Little Johnny was late to class. The teacher asked him where he was. Little Johnny said, "I was on top of Marry Hill." Then a kid comes late to class and also said he was on Marry Hill. Then a little girl that's about 4 or 5 comes in. The teacher asks, "Who are you?" She said, "I'M MARRY HILL!"
It was pornography class, and there was a break.
Two adults were "having a good time" till the teacher says...
Teacher: Hey! SAY ALL THE NUMBERS TO 10,000 NOW!
Adult 1: How about I say my ABC's?
Teacher: Go ahead, I guess...
Adult 1: A B C E F G H I J K L M N O P Q R S T U V W X Y Z
Teacher: Where's the D?
Adult 2: Inside me...
What does McDonald's and a Catholic priest have in common?
They both put their meat in 10-year-old buns.
I learned how to say "virgin" in German: "Good and tight."
What is Michael Jackson's favorite movie?
The Boy in the Plastic Bubble? Why? The boy who was in the bubble.
What did the banana say to the vibrator?
"What are you shaking for? She’s going to eat me!"
What is a dirty minded Harry Potter fan's favorite spell before the deed? Dickus Embigus!
What did the pretty young pre-pubescent 14 year old boy say when he got a homosexual pedophile for Christmas?
He said he was awfully touched!
Two nuns are riding their bikes down a cobblestone path.
One nun turns to the other one and says, "I’ve never come this way."
The other one says, "Neither have I. It must be the cobblestones."
So, there was a male whale and a female whale swimming through the ocean.
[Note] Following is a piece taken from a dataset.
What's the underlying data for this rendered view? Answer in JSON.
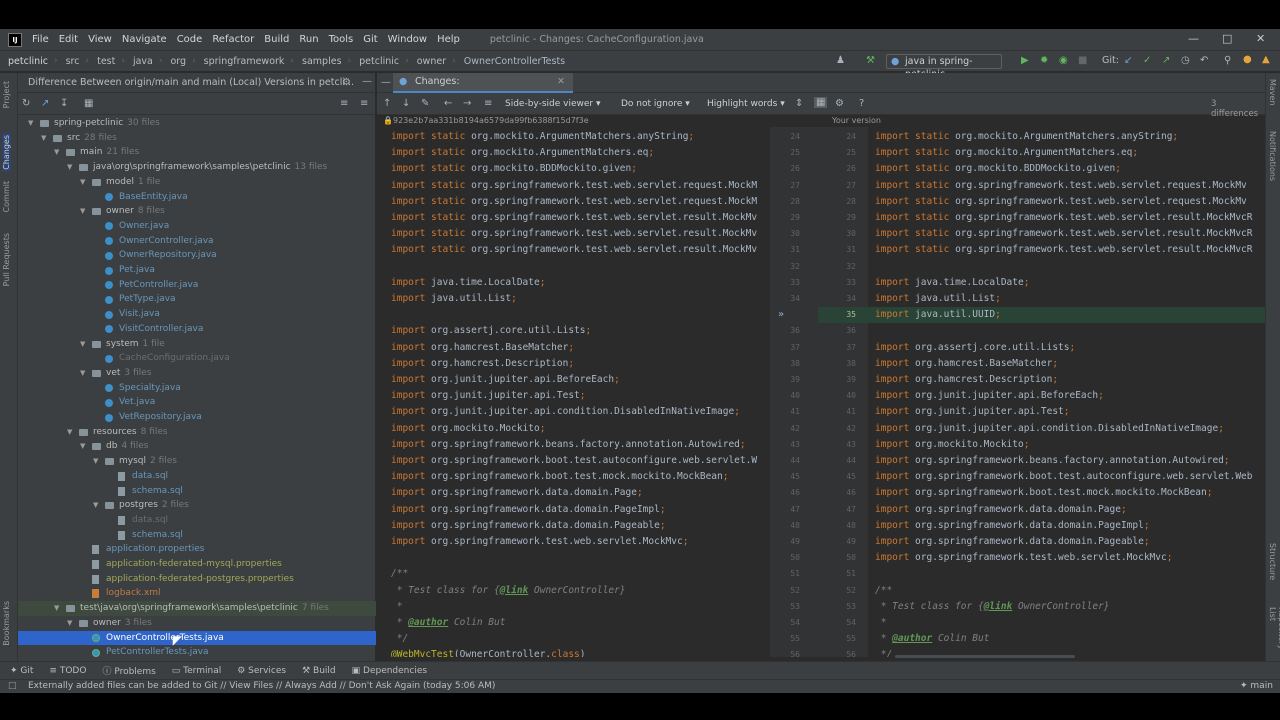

One day the male whale sees a ship and says, "That's the ship that killed my parents!" So they go to the ship and blow the ship over and throw the men overboard into the sea.
The male whale sees the man who killed his parents and he was still alive, so he opened his mouth and went for the man, but out of nowhere the female whale yells, "Hey!! I was in it for the blowjob, but I'm not gonna eat seamen!"